Smiles' View of Self Help

Although his name suggests differently, Samuel Smiles’ Self Help leads to incorrect points that did not make sense in historical context. Smiles thought that because of human nature, self help was a valid way to increase one’s happiness through means of hard work and perseverance. However, Smiles thought the way to help one’s self was through harder work than that already being done, which was almost impossible.

Ideas

Smiles thought that hard-work was the main force of a good society, but when work conditions were terrible and a huge percentage of the population was in poverty, hard-work lead to almost nothing. Families of a dozen children would go to work only to bring back enough to feed the family until the next day, and they still worked 18 hour days in coal mines, factories, or other terrible working places. These people were hard working, however they would never build up strong laws and a strong economy because they still remained in the lower class.
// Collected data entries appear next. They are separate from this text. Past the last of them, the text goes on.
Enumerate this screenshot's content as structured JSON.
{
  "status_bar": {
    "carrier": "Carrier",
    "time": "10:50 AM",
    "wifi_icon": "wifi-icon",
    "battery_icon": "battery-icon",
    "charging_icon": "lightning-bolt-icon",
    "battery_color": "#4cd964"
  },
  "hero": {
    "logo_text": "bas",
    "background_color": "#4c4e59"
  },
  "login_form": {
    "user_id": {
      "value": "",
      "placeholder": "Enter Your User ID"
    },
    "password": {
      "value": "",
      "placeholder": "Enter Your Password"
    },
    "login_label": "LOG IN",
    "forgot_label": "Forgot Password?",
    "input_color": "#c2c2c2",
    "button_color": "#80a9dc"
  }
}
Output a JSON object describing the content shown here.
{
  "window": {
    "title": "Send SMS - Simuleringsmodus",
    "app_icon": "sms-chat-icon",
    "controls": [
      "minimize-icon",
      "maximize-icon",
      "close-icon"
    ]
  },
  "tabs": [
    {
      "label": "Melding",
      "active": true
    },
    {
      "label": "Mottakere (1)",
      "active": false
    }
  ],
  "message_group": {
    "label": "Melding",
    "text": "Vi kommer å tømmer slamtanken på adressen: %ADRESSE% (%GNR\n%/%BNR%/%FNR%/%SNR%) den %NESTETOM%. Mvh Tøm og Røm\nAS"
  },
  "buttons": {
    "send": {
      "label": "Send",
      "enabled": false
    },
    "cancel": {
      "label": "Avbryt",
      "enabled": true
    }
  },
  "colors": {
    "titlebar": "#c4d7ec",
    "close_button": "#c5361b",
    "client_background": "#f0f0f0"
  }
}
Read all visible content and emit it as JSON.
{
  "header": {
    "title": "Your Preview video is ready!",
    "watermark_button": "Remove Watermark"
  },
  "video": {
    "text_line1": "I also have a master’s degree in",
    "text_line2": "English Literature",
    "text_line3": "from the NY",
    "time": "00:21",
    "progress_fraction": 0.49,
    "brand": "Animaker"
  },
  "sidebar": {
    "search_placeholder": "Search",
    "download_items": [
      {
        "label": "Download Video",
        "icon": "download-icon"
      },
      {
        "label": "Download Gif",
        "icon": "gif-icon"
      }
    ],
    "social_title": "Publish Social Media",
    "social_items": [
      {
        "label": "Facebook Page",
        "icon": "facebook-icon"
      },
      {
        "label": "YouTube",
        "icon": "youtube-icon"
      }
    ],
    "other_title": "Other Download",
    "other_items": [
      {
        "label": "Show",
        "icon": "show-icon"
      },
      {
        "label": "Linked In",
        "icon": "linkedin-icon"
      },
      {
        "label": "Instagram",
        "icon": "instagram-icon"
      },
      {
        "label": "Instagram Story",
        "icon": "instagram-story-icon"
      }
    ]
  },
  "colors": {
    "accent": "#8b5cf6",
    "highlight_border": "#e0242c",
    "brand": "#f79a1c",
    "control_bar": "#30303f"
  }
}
The higher class factory owners wouldn’t do much hard work at all, besides the occasional whipping and beating of enslaved workers and the signing of tiny paychecks.

Conclusion

The lower class citizens could never run for office, build up the economy, start their own business, or anything along the lines of what Smiles thought hard working people would do. Although Smiles mentioned that people could have the opportunity to rise up through the ranks into a higher class with a “little more work,” it was almost impossible to work harder when the lower class citizens were already working 18 hour days just to pay for food, water, and shelter. Although Smiles’ point is an attractive image of rising up through the ranks and becoming an established person by means of only self-help, it was impossible to reach and therefore not a valid method of help.